El epicentro de la catástrofe: una frontera borrada por el lodo
La tragedia ha golpeado con especial dureza al distrito de Rasuwa, un punto estratégico para el comercio y el turismo entre Nepal y China a través del paso de Rasuwagadhi. La cifra de víctimas se reparte entre 359 en Nepal y tres en el lado chino de la frontera.
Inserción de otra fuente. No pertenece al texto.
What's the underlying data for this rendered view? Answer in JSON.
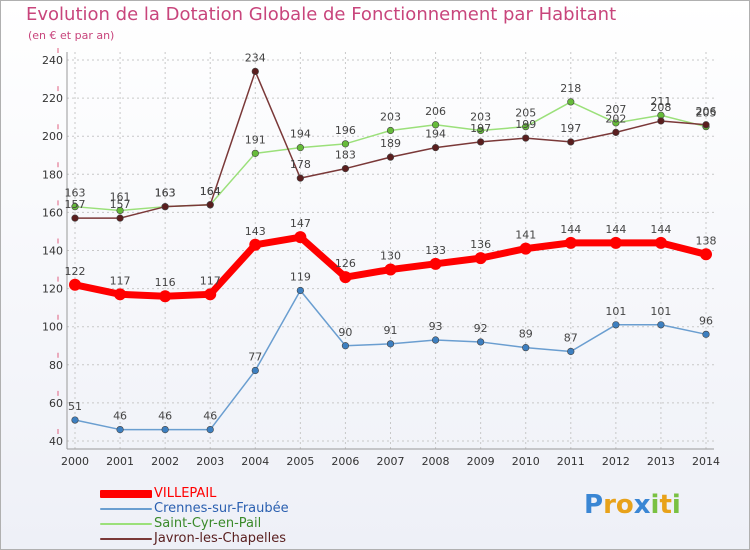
{
  "chart_data": {
    "type": "line",
    "title": "Evolution de la Dotation Globale de Fonctionnement par Habitant",
    "subtitle": "(en € et par an)",
    "x": [
      "2000",
      "2001",
      "2002",
      "2003",
      "2004",
      "2005",
      "2006",
      "2007",
      "2008",
      "2009",
      "2010",
      "2011",
      "2012",
      "2013",
      "2014"
    ],
    "y_ticks": [
      40,
      60,
      80,
      100,
      120,
      140,
      160,
      180,
      200,
      220,
      240
    ],
    "ylim": [
      40,
      240
    ],
    "grid": true,
    "series": [
      {
        "name": "Saint-Cyr-en-Pail",
        "color": "#9be07a",
        "marker": "#66bb3a",
        "values": [
          163,
          161,
          163,
          164,
          191,
          194,
          196,
          203,
          206,
          203,
          205,
          218,
          207,
          211,
          205
        ],
        "labels": [
          "163",
          "161",
          "163",
          "164",
          "191",
          "194",
          "196",
          "203",
          "206",
          "203",
          "205",
          "218",
          "207",
          "211",
          "205"
        ]
      },
      {
        "name": "Javron-les-Chapelles",
        "color": "#7a3838",
        "marker": "#5a1e1e",
        "values": [
          157,
          157,
          163,
          164,
          234,
          178,
          183,
          189,
          194,
          197,
          199,
          197,
          202,
          208,
          206
        ],
        "labels": [
          "157",
          "157",
          "163",
          "164",
          "234",
          "178",
          "183",
          "189",
          "194",
          "197",
          "199",
          "197",
          "202",
          "208",
          "206"
        ]
      },
      {
        "name": "VILLEPAIL",
        "color": "#ff0000",
        "marker": "#ff0000",
        "values": [
          122,
          117,
          116,
          117,
          143,
          147,
          126,
          130,
          133,
          136,
          141,
          144,
          144,
          144,
          138
        ],
        "labels": [
          "122",
          "117",
          "116",
          "117",
          "143",
          "147",
          "126",
          "130",
          "133",
          "136",
          "141",
          "144",
          "144",
          "144",
          "138"
        ]
      },
      {
        "name": "Crennes-sur-Fraubée",
        "color": "#6a9ed0",
        "marker": "#3d7fc0",
        "values": [
          51,
          46,
          46,
          46,
          77,
          119,
          90,
          91,
          93,
          92,
          89,
          87,
          101,
          101,
          96
        ],
        "labels": [
          "51",
          "46",
          "46",
          "46",
          "77",
          "119",
          "90",
          "91",
          "93",
          "92",
          "89",
          "87",
          "101",
          "101",
          "96"
        ]
      }
    ]
  },
  "legend": [
    {
      "label": "VILLEPAIL",
      "color": "#ff0000"
    },
    {
      "label": "Crennes-sur-Fraubée",
      "color": "#6a9ed0"
    },
    {
      "label": "Saint-Cyr-en-Pail",
      "color": "#9be07a"
    },
    {
      "label": "Javron-les-Chapelles",
      "color": "#7a3838"
    }
  ],
  "logo": {
    "text": "Proxiti",
    "letters": [
      "P",
      "r",
      "o",
      "x",
      "i",
      "t",
      "i"
    ],
    "colors": [
      "#3a86d4",
      "#e8a21a",
      "#e8a21a",
      "#3a86d4",
      "#7ac142",
      "#e8a21a",
      "#7ac142"
    ]
  }
}
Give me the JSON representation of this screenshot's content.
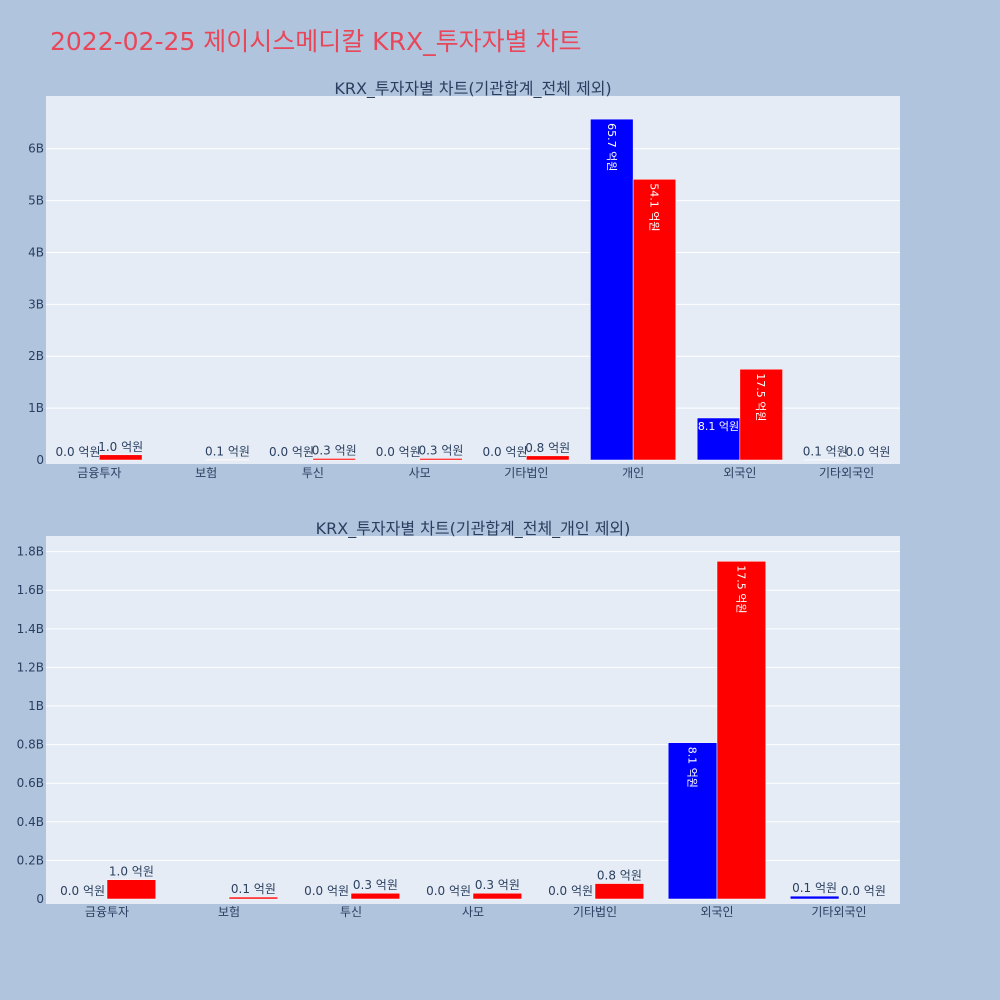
{
  "page_title": "2022-02-25 제이시스메디칼 KRX_투자자별 차트",
  "colors": {
    "buy": "#0000ff",
    "sell": "#ff0000",
    "plot_bg": "#e5ecf6",
    "paper_bg": "#b0c4de",
    "title": "#e8475a"
  },
  "chart_data": [
    {
      "type": "bar",
      "title": "KRX_투자자별 차트(기관합계_전체 제외)",
      "categories": [
        "금융투자",
        "보험",
        "투신",
        "사모",
        "기타법인",
        "개인",
        "외국인",
        "기타외국인"
      ],
      "series": [
        {
          "values": [
            0.0,
            0.0,
            0.0,
            0.0,
            0.0,
            6.57,
            0.81,
            0.01
          ],
          "labels": [
            "0.0 억원",
            "",
            "0.0 억원",
            "0.0 억원",
            "0.0 억원",
            "65.7 억원",
            "8.1 억원",
            "0.1 억원"
          ]
        },
        {
          "values": [
            0.1,
            0.01,
            0.03,
            0.03,
            0.08,
            5.41,
            1.75,
            0.0
          ],
          "labels": [
            "1.0 억원",
            "0.1 억원",
            "0.3 억원",
            "0.3 억원",
            "0.8 억원",
            "54.1 억원",
            "17.5 억원",
            "0.0 억원"
          ]
        }
      ],
      "ylim": [
        0,
        6.9
      ],
      "yticks": [
        0,
        1,
        2,
        3,
        4,
        5,
        6
      ],
      "ytick_labels": [
        "0",
        "1B",
        "2B",
        "3B",
        "4B",
        "5B",
        "6B"
      ],
      "grid": true,
      "xlabel": "",
      "ylabel": ""
    },
    {
      "type": "bar",
      "title": "KRX_투자자별 차트(기관합계_전체_개인 제외)",
      "categories": [
        "금융투자",
        "보험",
        "투신",
        "사모",
        "기타법인",
        "외국인",
        "기타외국인"
      ],
      "series": [
        {
          "values": [
            0.0,
            0.0,
            0.0,
            0.0,
            0.0,
            0.81,
            0.015
          ],
          "labels": [
            "0.0 억원",
            "",
            "0.0 억원",
            "0.0 억원",
            "0.0 억원",
            "8.1 억원",
            "0.1 억원"
          ]
        },
        {
          "values": [
            0.1,
            0.01,
            0.03,
            0.03,
            0.08,
            1.75,
            0.0
          ],
          "labels": [
            "1.0 억원",
            "0.1 억원",
            "0.3 억원",
            "0.3 억원",
            "0.8 억원",
            "17.5 억원",
            "0.0 억원"
          ]
        }
      ],
      "ylim": [
        0,
        1.85
      ],
      "yticks": [
        0,
        0.2,
        0.4,
        0.6,
        0.8,
        1.0,
        1.2,
        1.4,
        1.6,
        1.8
      ],
      "ytick_labels": [
        "0",
        "0.2B",
        "0.4B",
        "0.6B",
        "0.8B",
        "1B",
        "1.2B",
        "1.4B",
        "1.6B",
        "1.8B"
      ],
      "grid": true,
      "xlabel": "",
      "ylabel": ""
    }
  ]
}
Sin embargo, el número que genera mayor angustia es el de los desaparecidos: las autoridades nepalíes han perdido contacto con 823 personas, de las cuales 579 son turistas, tanto nacionales como extranjeros. Por su parte, China busca a otras 558 personas.
La región es un imán para excursionistas y peregrinos que se dirigen al Himalaya, incluyendo el Monte Kailash, un sitio sagrado del hinduismo en el Tíbet. En el momento del desastre, ciudadanos de India, Estados Unidos y Australia, entre otras nacionalidades, se encontraban en la zona, transformando una aventura espiritual o deportiva en una lucha por la supervivencia. La pérdida de comunicaciones en las áreas más remotas complica enormemente las labores de búsqueda y el recuento preciso de las víctimas.
Crónica de un desastre anunciado: la furia del Langtang Lirung
Este no es un evento aislado, sino la culminación de una serie de factores de alto riesgo en una de las geografías más frágiles del planeta. Los expertos creen que el detonante fue el desprendimiento de una enorme masa de hielo y roca del macizo Langtang Lirung. Este colapso creó un dique natural que represó temporalmente un gran volumen de agua. Cuando la presión superó la resistencia del dique, este falló, liberando una violenta ola de agua, lodo y escombros.
La avalancha descendió con una fuerza inusitada a través de los sistemas fluviales de Bhotekoshi y Trishuli, provocando que los niveles del agua aumentaran varios metros en cuestión de minutos. Esta región ya había mostrado su vulnerabilidad en julio de 2025, cuando una crecida súbita del río Bhotekoshi, originada por el desbordamiento de un lago glaciar cercano, causó graves daños. El evento actual, de una magnitud mucho mayor, ha arrasado con infraestructura crítica: 19 puentes y casi 40 kilómetros de carreteras han sido destruidos, dejando a comunidades enteras completamente aisladas.
Aislamiento y una mirada al futuro de las montañas
La destrucción de las vías de comunicación no solo obstaculiza el rescate, sino que también paraliza la vida económica de una región dependiente del comercio transfronterizo y el turismo. En respuesta a la crisis, la comunidad internacional ha comenzado a movilizarse. Estados Unidos anunció una ayuda inicial de 500.000 dólares para las víctimas y el envío de un asesor especializado en desastres. El secretario de Estado, Marco Rubio, expresó su “profunda solidaridad con el pueblo nepalí en este momento difícil”.
Más allá de la respuesta inmediata, esta tragedia subraya una realidad inquietante: las cordilleras más altas del mundo son cada vez más inestables. El calentamiento global acelera el derretimiento de los glaciares, aumentando la frecuencia de desbordamientos de lagos glaciares (GLOFs) y la inestabilidad de las laderas. Lo ocurrido en Nepal no es solo una noticia lejana, sino un recordatorio contundente de cómo los efectos de la crisis climática se manifiestan de forma extrema y letal en los ecosistemas más vulnerables del planeta.